JMH is highly configurable and users are encouraged to look through the samples for suggestions on what options are available. A good tutorial for using JMH can be found here

Many Solr JMH benchmarks are actually closer to a full integration benchmark in that they run a single action against a full Solr mini cluster.

See org.apache.solr.bench.index.CloudIndexing for an example of this.

SolrCloud MiniCluster Benchmark Setup

MiniCluster Setup

  • CloudIndexing.java
    @Setup(Level.Trial)
    public void doSetup(MiniClusterState.MiniClusterBenchState miniClusterState) throws Exception {
      System.setProperty("mergePolicyFactory", "org.apache.solr.index.NoMergePolicyFactory");
      miniClusterState.startMiniCluster(nodeCount);
      miniClusterState.createCollection(COLLECTION, numShards, numReplicas);
    }

MiniCluster Metrics

After every iteration, the metrics collected by Solr will be dumped to the build/work/metrics-results folder. You can disable metrics collection using the metricsEnabled method of the MiniClusterState, in which case the same output files will be dumped, but the values will all be 0/null.

Benchmark Repeatability

Indexes created for the benchmarks often involve randomness when generating terms, term length and number of terms in a field. In order to make benchmarks repeatable, a static seed is used for randoms. This allows for generating varying data while ensuring that data is consistent across runs.

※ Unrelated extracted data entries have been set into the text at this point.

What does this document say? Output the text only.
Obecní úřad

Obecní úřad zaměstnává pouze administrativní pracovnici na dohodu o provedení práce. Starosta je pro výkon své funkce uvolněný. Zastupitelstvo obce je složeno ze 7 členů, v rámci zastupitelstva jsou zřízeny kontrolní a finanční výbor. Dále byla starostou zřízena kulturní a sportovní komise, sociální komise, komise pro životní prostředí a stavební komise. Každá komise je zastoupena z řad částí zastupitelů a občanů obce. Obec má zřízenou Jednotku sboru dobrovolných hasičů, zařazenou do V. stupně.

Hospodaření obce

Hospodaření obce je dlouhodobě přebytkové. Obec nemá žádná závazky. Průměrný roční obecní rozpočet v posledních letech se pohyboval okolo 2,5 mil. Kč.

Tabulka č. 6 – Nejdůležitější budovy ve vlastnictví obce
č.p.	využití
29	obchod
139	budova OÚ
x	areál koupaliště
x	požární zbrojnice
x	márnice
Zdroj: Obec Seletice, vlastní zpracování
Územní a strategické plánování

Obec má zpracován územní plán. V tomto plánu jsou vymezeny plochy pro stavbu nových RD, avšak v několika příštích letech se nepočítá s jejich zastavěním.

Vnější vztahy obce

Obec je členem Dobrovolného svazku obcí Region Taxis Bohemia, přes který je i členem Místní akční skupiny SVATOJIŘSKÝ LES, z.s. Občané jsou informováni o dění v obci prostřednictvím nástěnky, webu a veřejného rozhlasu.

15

You can vary that seed by setting a system property to explore a wider range of variation in the benchmark:

-jvmArgsAppend -Dsolr.bench.seed=6624420638116043983

The seed used for a given benchmark run will be printed out near the top of the output.

--> benchmark random seed: 6624420638116043983

You can also specify where to place the mini-cluster with a system property:

-jvmArgsAppend -DminiClusterBaseDir=/benchmark-data/mini-cluster

In this case, new data will not be generated for the benchmark, even if you change parameters. The use case for this if you are running a query based benchmark and want to create a large index for testing and reuse (say hundreds of GB's). Be aware that with this system property set, that same mini-cluster will be reused for any benchmarks run, regardless of if that makes sense or not.